Mais acima, no Largo do Rossio, no Café da Tonita, que era o "Casimiro" e onde, entre uma bica ou uma míni, se pode tomar o pulso à vida em Cem Soldos, a senhora atrás do balcão conta-nos que não há muitos dias um homem de uma aldeia próxima lhe dissera que, se tivesse podido escolher a aldeia onde nascer, teria escolhido esta. Di-lo com a naturalidade de quem já ouviu declarações semelhantes mais que uma vez. Quanto ao Bons Sons, só tem um lamento. Desde 2006, tudo o que dele viu esteve limitado pelo enquadramento da janela e da porta do café. "É preciso atender os clientes e fazer dinheiro". À sua frente, o homem que se entrega à nobre tarefa de esvaziar um copo de tinto, mantém-se na defensiva. Que já viu que vão montar-lhe um palco à porta de casa, que o festival pode ser muito bom, mas a aldeia fica cheia e é uma confusão. "Deixe lá isso que é só de dois em dois anos", atira-lhe a mulher. Ele encolhe os ombros e continua a esvaziar o copo de tinto. Esta reacção não surpreende Luís Ferreira. Segundo ele, há três momentos na relação de vários cem soldenses com o Bons Sons. "Primeiro baixam-se as expectativas com receio que não possa não correr bem. Depois cresce o entusiasmo quando ele acontece. No fim, surge o orgulho: "Cem Soldos faz!""

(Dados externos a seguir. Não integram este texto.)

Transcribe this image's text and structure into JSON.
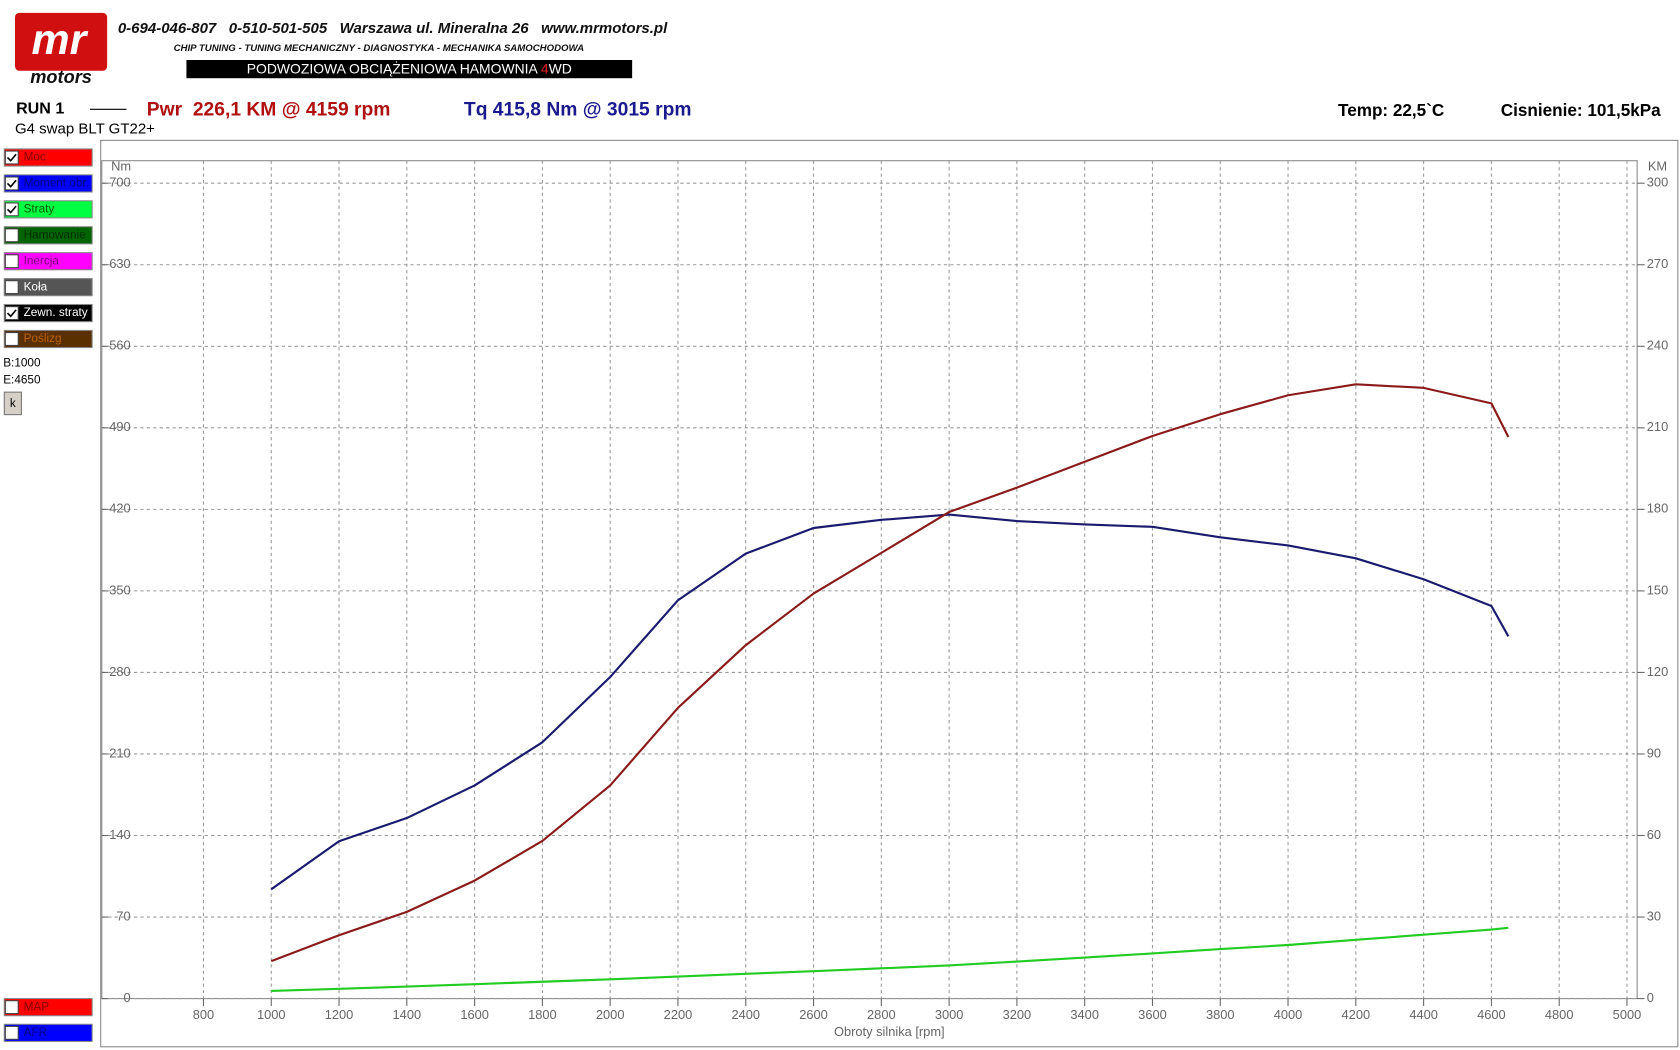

Na sede do SCOCS, mãos enrugadas continuam a trabalhar com precisão nas "tixas". Ali não há dúvidas. O que pensam do festival? "Ah, gosto tanto de ver a minha aldeia cheia de gente".

Pequeno resumo para despedida: haverá festa na aldeia e a avó está feliz. Mas a festa é só a ponta do icebergue. Cem Soldos quer mais. Mostra-nos mais.